The manifest's `audio_filepath` is whatever absolute path the build host used when synthesizing. When you move the manifest to a different host (laptop → Brev) or into a container (host → NeMo container), those paths don't resolve. NeMo's training loader treats every missing path as a row-load failure and silently drops the row — symptom: training "works" but converges on a much smaller dataset than expected.

This file documents the rewrite.

## Common moves

| Move | `audio_filepath` looks like | Fix to |
|---|---|---|
| Laptop → Brev instance | `$HOME/…` on Brev (doesn't exist) | `$HOME/…` (or wherever you rsync'd the data) |
| Laptop → NeMo container | `$HOME/…` mounted into `/workspace` | `/workspace/…` |
| Brev host → NeMo container on Brev | `$HOME/…` mounted into `/workspace` | `/workspace/…` |

## Two strategies

### (a) Use relative paths from the start

Make the manifest's `audio_filepath` relative to a known root (the manifest's directory, conventionally).
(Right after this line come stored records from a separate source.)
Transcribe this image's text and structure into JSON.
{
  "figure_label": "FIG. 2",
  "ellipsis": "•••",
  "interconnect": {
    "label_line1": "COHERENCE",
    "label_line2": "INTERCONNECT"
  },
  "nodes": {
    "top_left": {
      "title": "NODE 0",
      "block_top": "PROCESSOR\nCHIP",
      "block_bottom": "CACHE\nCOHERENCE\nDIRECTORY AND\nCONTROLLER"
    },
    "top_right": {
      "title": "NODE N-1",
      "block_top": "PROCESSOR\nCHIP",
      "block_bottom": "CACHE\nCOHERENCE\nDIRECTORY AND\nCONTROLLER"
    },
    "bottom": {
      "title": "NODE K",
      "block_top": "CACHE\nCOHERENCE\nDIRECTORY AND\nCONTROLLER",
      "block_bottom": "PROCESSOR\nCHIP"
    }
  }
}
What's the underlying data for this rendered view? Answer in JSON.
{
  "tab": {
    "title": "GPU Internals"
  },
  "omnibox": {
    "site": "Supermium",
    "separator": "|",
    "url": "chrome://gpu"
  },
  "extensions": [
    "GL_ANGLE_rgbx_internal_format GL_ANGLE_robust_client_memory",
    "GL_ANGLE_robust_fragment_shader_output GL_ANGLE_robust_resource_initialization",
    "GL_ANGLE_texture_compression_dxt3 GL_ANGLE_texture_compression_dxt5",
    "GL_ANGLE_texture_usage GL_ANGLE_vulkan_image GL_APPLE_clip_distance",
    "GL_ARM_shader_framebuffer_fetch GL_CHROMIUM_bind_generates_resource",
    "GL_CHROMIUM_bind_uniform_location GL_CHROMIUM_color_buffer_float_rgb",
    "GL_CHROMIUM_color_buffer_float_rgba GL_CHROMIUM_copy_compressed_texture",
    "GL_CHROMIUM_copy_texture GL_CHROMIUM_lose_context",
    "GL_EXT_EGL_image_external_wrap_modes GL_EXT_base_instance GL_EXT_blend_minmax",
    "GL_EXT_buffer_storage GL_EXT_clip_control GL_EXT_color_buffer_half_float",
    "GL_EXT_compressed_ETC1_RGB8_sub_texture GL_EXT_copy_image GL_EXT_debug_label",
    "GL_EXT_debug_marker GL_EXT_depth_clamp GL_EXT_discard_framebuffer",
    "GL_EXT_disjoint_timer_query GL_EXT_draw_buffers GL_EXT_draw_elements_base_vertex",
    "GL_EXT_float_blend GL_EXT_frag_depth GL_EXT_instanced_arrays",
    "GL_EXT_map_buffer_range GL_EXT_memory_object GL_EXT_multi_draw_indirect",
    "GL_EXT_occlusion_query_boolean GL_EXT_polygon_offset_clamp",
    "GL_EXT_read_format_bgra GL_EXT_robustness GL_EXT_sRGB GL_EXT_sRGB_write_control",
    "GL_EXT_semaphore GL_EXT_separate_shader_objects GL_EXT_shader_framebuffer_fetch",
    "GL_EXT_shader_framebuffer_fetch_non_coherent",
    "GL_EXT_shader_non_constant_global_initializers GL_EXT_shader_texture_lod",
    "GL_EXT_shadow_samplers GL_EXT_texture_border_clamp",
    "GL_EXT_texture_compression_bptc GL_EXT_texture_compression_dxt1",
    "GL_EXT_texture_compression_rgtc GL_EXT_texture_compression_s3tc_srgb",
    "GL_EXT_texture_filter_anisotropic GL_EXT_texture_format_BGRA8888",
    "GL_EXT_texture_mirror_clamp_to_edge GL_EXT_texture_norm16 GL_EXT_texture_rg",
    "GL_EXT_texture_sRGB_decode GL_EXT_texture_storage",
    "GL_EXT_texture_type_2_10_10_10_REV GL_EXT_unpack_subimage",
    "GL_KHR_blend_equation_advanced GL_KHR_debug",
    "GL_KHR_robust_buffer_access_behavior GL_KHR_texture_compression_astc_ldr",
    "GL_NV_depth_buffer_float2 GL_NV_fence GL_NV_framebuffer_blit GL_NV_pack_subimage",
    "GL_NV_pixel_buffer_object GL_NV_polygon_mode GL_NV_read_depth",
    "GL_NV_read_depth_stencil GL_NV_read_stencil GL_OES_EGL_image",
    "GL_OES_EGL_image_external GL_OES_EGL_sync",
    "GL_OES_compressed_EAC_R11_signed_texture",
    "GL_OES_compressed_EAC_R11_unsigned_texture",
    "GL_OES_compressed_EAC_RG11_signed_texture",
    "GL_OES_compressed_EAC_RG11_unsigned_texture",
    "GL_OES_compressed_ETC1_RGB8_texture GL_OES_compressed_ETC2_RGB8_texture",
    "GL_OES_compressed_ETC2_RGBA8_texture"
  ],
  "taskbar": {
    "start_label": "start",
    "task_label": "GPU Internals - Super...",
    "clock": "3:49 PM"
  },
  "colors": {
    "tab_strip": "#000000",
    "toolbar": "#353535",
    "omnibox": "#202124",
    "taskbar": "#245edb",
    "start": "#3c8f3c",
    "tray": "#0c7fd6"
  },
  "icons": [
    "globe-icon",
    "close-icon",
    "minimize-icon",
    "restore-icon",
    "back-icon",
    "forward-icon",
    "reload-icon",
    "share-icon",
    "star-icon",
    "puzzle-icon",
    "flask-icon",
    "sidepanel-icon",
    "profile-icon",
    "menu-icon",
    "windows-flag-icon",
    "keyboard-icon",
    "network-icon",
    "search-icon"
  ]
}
Every consumer joins against that root. Cleanest, but requires every downstream consumer to know the convention. NeMo's loader supports relative paths if `manifest_filepath` itself is absolute and the audio sits under that directory tree.

### (b) Rewrite explicitly when moving

Run this one-liner before training (or before each move):

```bash
python3 -c "
import json, sys
PREFIX_FROM, PREFIX_TO = sys.argv[1], sys.argv[2]
for line in sys.stdin:
    row = json.loads(line)
    p = row['audio_filepath']
    if p.startswith(PREFIX_FROM):
        row['audio_filepath'] = PREFIX_TO + p[len(PREFIX_FROM):]
    print(json.dumps(row))
" '$HOME/repo' '/workspace' < manifest.jsonl > manifest.rewritten.jsonl
```

Both options work. For long-lived cycle directories, (a) is simpler — pick a path that's the same on the host and inside the container, and you never have to rewrite. For ad-hoc runs, (b) is more flexible.

## Verify before training

After rewriting, run the audio-existence pre-flight from the build skill's `references/manifest-schema.md`:

```bash
python3 -c "
import json, os
missing = []
with open('manifest.rewritten.jsonl') as f:
    for line in f:
        p = json.loads(line)['audio_filepath']
        if not os.path.exists(p):
            missing.append(p)
print(f'{len(missing)} missing files' if missing else 'all audio present')
"
```

If any rows are missing, the rewrite has the wrong prefix or the data isn't fully mounted into `/workspace`. **Do not train past missing audio** — NeMo silently drops missing rows and you'll converge on a smaller-than-intended dataset.

## Don'ts

- **Don't symlink WAVs across hosts** to "save space." `os.path.exists()` follows symlinks correctly, but rsync's `-l` flag is easy to forget and a broken symlink is harder to debug than a missing file.
- **Don't edit `audio_filepath` in-place** in the original manifest. Always write a `.rewritten.jsonl` copy — you'll want the original when you eventually move the manifest somewhere else.
- **Don't put the rewrite logic inside the training script.** Keep manifest mutation upstream of training so you can re-train against the same rewritten manifest deterministically.